On the Dirichlet Problem for Fully Nonlinear Elliptic Hessian Systems

TL;DR

This paper establishes existence and uniqueness of strong solutions for a class of fully nonlinear elliptic Hessian systems with Dirichlet boundary conditions, using a new ellipticity condition and extending classical inequalities.

Contribution

It introduces a weaker ellipticity condition for Hessian systems and proves well-posedness results that extend previous work under less restrictive hypotheses.

Findings

Proves well-posedness of the Dirichlet problem for fully nonlinear Hessian systems.

Extends the Miranda-Talenti inequality to vector-valued second order systems.

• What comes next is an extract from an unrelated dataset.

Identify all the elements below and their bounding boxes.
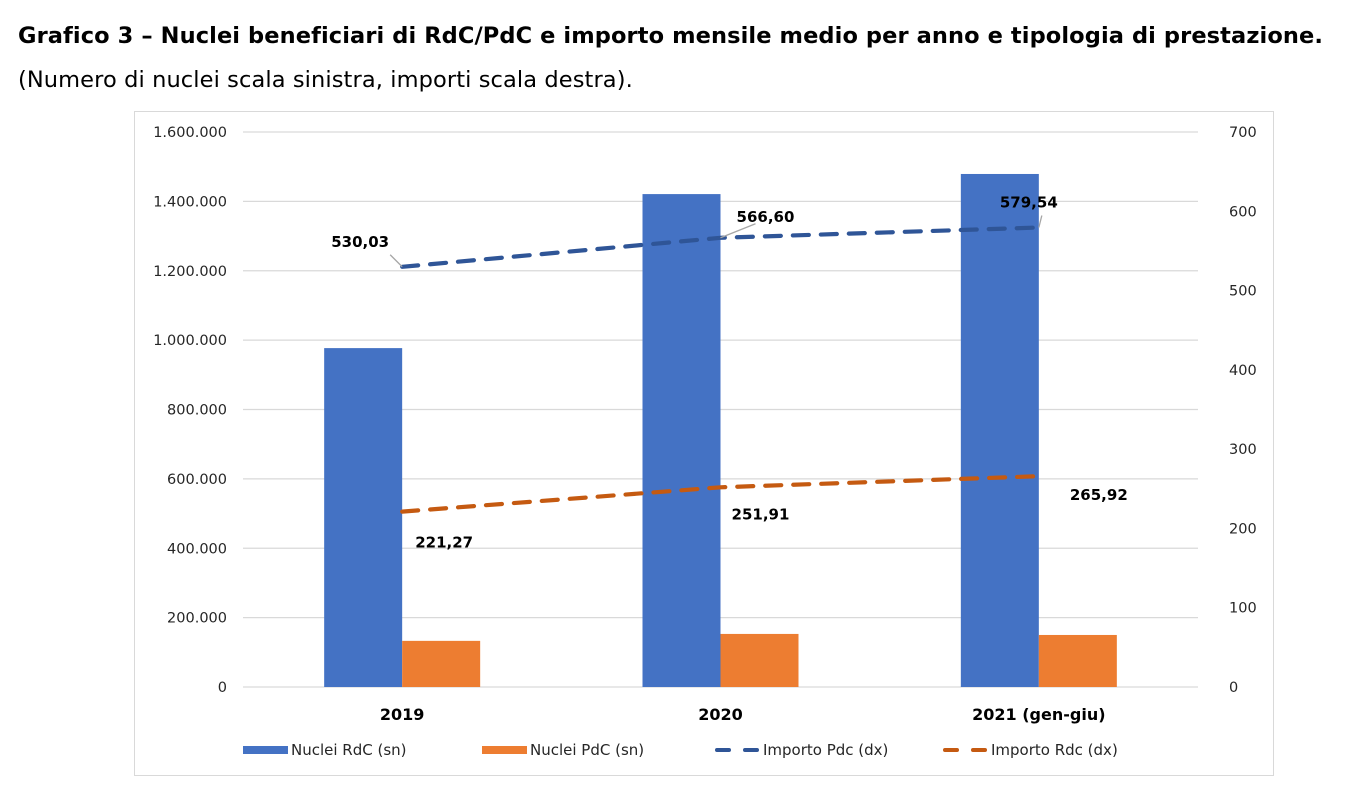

Introduces a new ellipticity condition weaker than classical Campanato's.

Abstract

We consider the problem of existence and uniqueness of strong solutions $u: \Omega \subset \mathbb{R}^n \longrightarrow \mathbb{R}^N$ in $(H^{2}\cap H^{1}_0)(\Omega)^N$ to the problem \[\label{1} \tag{1} \left\{ \begin{array}{l} F(\cdot,D^2u ) \,=\, f, \ \ \text{ in }\Omega,\\ \hspace{31pt} u\,=\, 0, \ \ \text{ on }\partial \Omega, \end{array} \right. \] when $ f\in L^2(\Omega)^N$, $F$ is a Carath\'eodory map and $\Omega$ is convex. \eqref{1} has been considered by several authors, firstly by Campanato and under Campanato's ellipticity condition. By employing a new weaker notion of ellipticity introduced in recent work of the author [K2] for the respective global problem on $\mathbb{R}^n$, we prove well-posedness of \eqref{1}. Our result extends existing ones under hypotheses weaker than those known previously. An essential part of our analysis in an extension of the classical Miranda-Talenti inequality to the vector case of 2nd order linear hessian systems with rank-one convex coefficients.